According to a new prediction made public on Wednesday by the International Energy Agency, Asia will use half of the world’s energy for the first time by 2025, despite Africa continuing to consume significantly less than its proportion of the global population.
China, a country of 1.4 billion people whose share of world consumption will increase from a quarter in 2015 to a third by the middle of this decade, will account for a large portion of Asia’s energy demand, according to the Paris-based organization.
According to Keisuke Sadamori, the IEA’s director of energy markets and security, China will consume more electricity than the European Union, the United States, and India.
In contrast, only 3% of the world’s power will be consumed in Africa in 2025, despite the continent being home to roughly a fifth of the planet’s nearly 8 billion people.
According to Sadamori, “this and the quickly expanding population suggest that there is still a significant need for expanded electrification in Africa.”
According to the IEA’s annual report, nuclear energy and renewable sources like wind and solar will supply most of the additional electricity generated globally over the next three years.
According to the report, this will stop the power sector’s greenhouse gas emissions from significantly increasing.
According to scientists, immediate dramatic reductions in emissions from all sources are required to prevent the average world temperature from rising by 1.5 degrees Celsius (2.7 degrees Fahrenheit) above pre-industrial levels.
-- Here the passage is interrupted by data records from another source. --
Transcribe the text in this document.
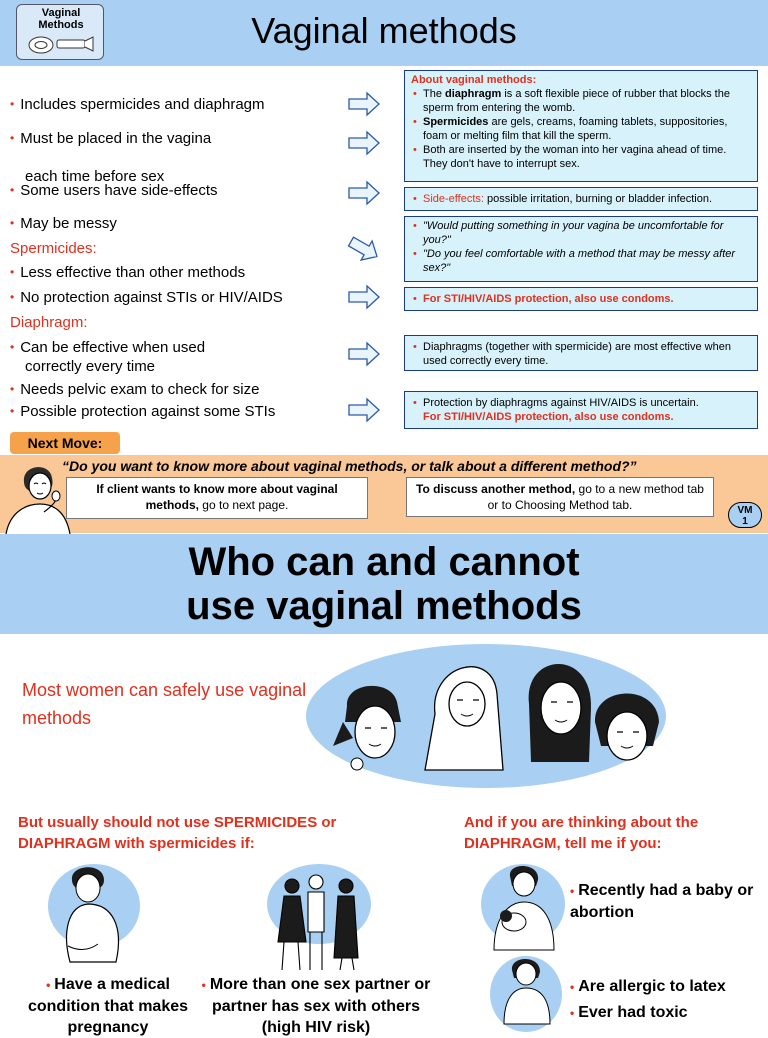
Vaginal
Methods	Vaginal methods
• Includes spermicides and diaphragm
• Must be placed in the vagina
each time before sex
• Some users have side-effects
• May be messy
Spermicides:
• Less effective than other methods
• No protection against STIs or HIV/AIDS
Diaphragm:
• Can be effective when used
correctly every time
• Needs pelvic exam to check for size
• Possible protection against some STIs
About vaginal methods:
• The diaphragm is a soft flexible piece of rubber that blocks the sperm from entering the womb.
• Spermicides are gels, creams, foaming tablets, suppositories, foam or melting film that kill the sperm.
• Both are inserted by the woman into her vagina ahead of time. They don't have to interrupt sex.
• Side-effects: possible irritation, burning or bladder infection.
• "Would putting something in your vagina be uncomfortable for you?"
• "Do you feel comfortable with a method that may be messy after sex?"
• For STI/HIV/AIDS protection, also use condoms.
• Diaphragms (together with spermicide) are most effective when used correctly every time.
• Protection by diaphragms against HIV/AIDS is uncertain.
For STI/HIV/AIDS protection, also use condoms.
Next Move:
“Do you want to know more about vaginal methods, or talk about a different method?”
If client wants to know more about vaginal methods, go to next page.
To discuss another method, go to a new method tab or to Choosing Method tab.	VM
1
Who can and cannot
use vaginal methods
Most women can safely use vaginal methods
But usually should not use SPERMICIDES or DIAPHRAGM with spermicides if:
And if you are thinking about the DIAPHRAGM, tell me if you:
• Have a medical condition that makes pregnancy
• More than one sex partner or partner has sex with others (high HIV risk)
• Recently had a baby or abortion
• Are allergic to latex
• Ever had toxic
Since temperatures have increased by more than 1.1 C since the reference period, the 2015 Paris climate agreement’s stated goal seems more improbable.
One method to achieve the aim is a complete switch away from fossil fuels like coal, gas, and oil in favor of low-carbon energy sources.
The IEA said that while some regions use less coal and gas to produce power, consumption is rising in other areas.
The 134-page report also advised policymakers to address that electricity demand and supply increasingly depend on the weather.
In addition to the drought in Europe, Sadamori noted that India experienced heat waves the previous year. “Similarly, heat waves and drought struck Central and Eastern China.
In December, there were numerous severe winter storms in the United States, which put tremendous stress on the electricity infrastructure in these areas.
The influence of weather events on electricity demand will increase as heating becomes more electrified as the clean energy transition picks up speed, according to the IEA, while the amount of weather-dependent renewables in the generation mix will keep increasing. Increased power system flexibility, network resilience, and supply security will be essential in such a society.